Paco Pachangas, profe de La Salle, buscado por abuso sexual a alumnos: esto es lo que debes saber
La Fiscalía de CDMX tiene una orden de aprehensión vigente contra Francisco “N”, alias Paco Pachangas, profe de la prepa La Salle Benjamín Franklin, acusado de abuso sexual calificado contra estudiantes adolescentes.
Con más de 30 años en la escuela, el docente es señalado por presuntos abusos en distintos momentos, dentro y fuera del plantel, incluso en espacios ligados a la congregación lasallista. Lo que llama la atención es que también hacía acompañamiento a alumnos con problemas familiares, lo que le daba acceso cercano a ellos fuera de clases, supuestamente para apoyarlos.
Un caso clave ocurrió en abril de 2009: un estudiante de 16 años fue llevado desde el campus en la Condesa a una “Casa de los hermanos lasallistas”, un espacio recreativo de la congregación. Según la denuncia, el profe lo llevó en su carro, le mostró el lugar y luego lo llevó a una habitación donde ocurrieron actos sexuales. Después, el alumno volvió al plantel con él, y el profe le habría dicho que podía influir en sus calificaciones.
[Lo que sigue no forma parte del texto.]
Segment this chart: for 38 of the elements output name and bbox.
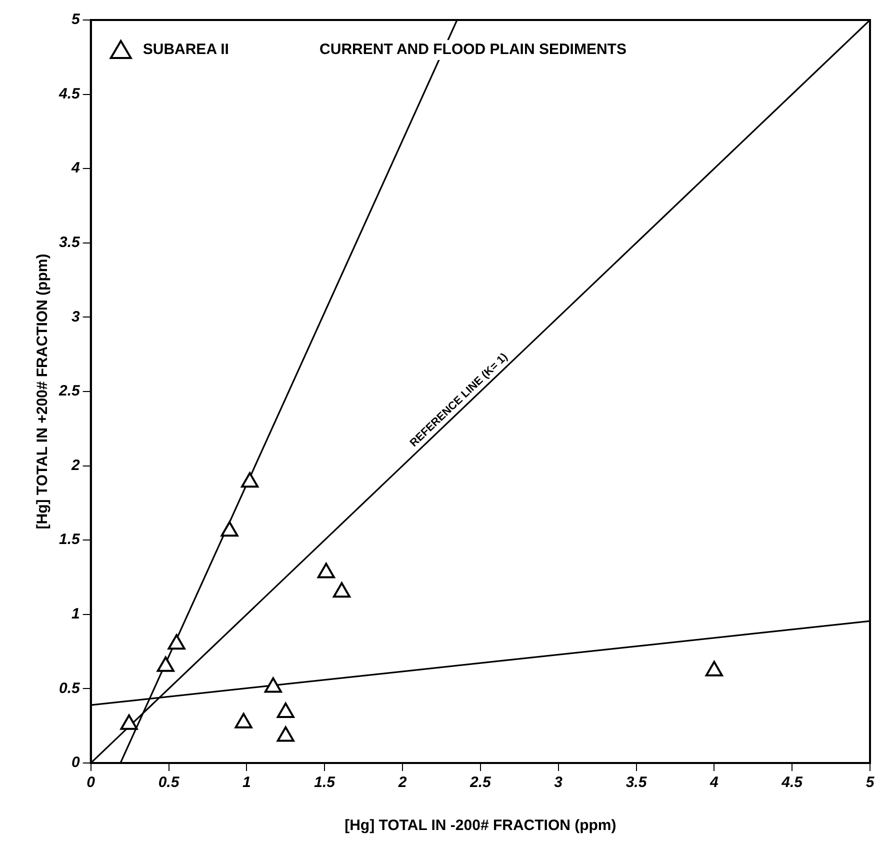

Además, la investigación apunta que el docente mantuvo contacto con ese alumno por redes sociales y que otros estudiantes reportaron mensajes y conductas inapropiadas en línea.
Lo más grave: la denuncia dice que no fue un caso aislado. Otros exalumnos han compartido experiencias similares, y la Fiscalía está revisando si hay más víctimas. Los testimonios indican que estas conductas eran conocidas entre estudiantes de varias generaciones, pero no se tomaron medidas inmediatas por parte de la escuela.
Algunos alumnos buscaron ayuda dentro del plantel, informaron a directivos y personal de atención estudiantil, pero consideran que la respuesta fue insuficiente. Ahora la Fiscalía debe aclarar qué sabía la escuela y qué hizo tras recibir estas denuncias.
Este caso pone sobre la mesa la importancia de que las instituciones educativas sean espacios seguros y transparentes, y que las autoridades actúen con firmeza ante cualquier señal de abuso. Porque proteger a las y los estudiantes debe ser prioridad, siempre.